Coordinating assistance for people in need: Swiss and foreign search and rescue teams train in Switzerland

Press releases, 09.05.2017

Expertise, rapid response and good coordination save lives. Five teams from four countries are taking part in a training exercise designed to test their operational capabilities in a simulated emergency following a virtual earthquake. Swiss Humanitarian Aid, part of the Swiss Agency for Development and Cooperation (SDC), and the Swiss Armed Forces are hosting the three-day ACHILLES exercise, which is taking place between 8 and 10 May, mainly in the Swiss Armed Forces training village at Epeisses in the canton of Geneva. Alongside Swiss Rescue, teams from Germany, France and the UK are also taking part.

Seventy-six search and rescue professionals and eight search dogs are practising in the Swiss Armed Forces training village at Epeisses.
Seventy-six search and rescue professionals and eight search dogs are practising in the Swiss Armed Forces training village at Epeisses. ©

The exercise is the first time that Swiss Rescue has trained in its new configuration. For the past year or so, Switzerland's search and rescue service has comprised 76 trained professionals (previously 110) and eight search dogs (previously 12). For the two German teams, THW (Technisches Hilfswerk) and I.S.A.R. Germany, the aim is to secure reclassification by the International Search and Rescue Advisory Group (INSARAG), a process that has to be repeated every five years under the United Nations disaster management mechanism. The other teams practising for an emergency in the ruins of the Epeisses army training village are UIISC 1 France and the German-British rescue team @fire Germany/S.A.R.A.I.D., each participating with one management unit rather than as full teams. 

In the exercise scenario, an earthquake measuring 7.5 on the Richter scale has taken place in the Geneva area. On 8 May, around 24 hours after the 'government' requested international assistance, the first search and rescue teams from Switzerland, Germany and France arrived at the Payerne military airfield, from where they were transported on to Epeisses. The three-day exercise allows the participants to set about practising their deployment procedures, as well as locating and rescuing trapped victims and providing emergency medical assistance, in a race against time. The teams' operational bases and accommodation tents are located near the training village.

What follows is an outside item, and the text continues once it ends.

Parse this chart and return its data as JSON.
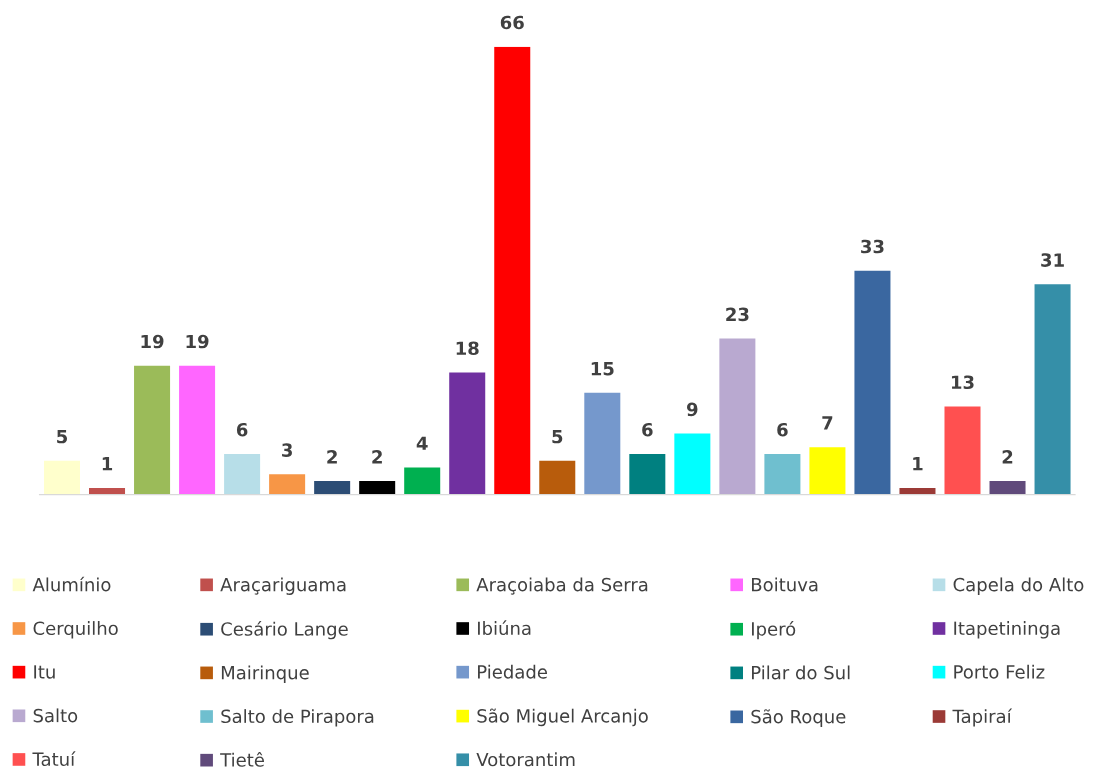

On 9 May, around 100 guests from Switzerland and abroad were in attendance, including politicians, representatives of the Swiss Armed Forces, Swiss Humanitarian Aid experts and defence attachés stationed in Switzerland. Twenty search and rescue experts travelled from 10 countries to supervise, assess and classify the teams taking part in the exercise. A further 19 experts from China, Japan, Taiwan, Mongolia, Chile and Luxembourg as well as the United Nations participated as observers.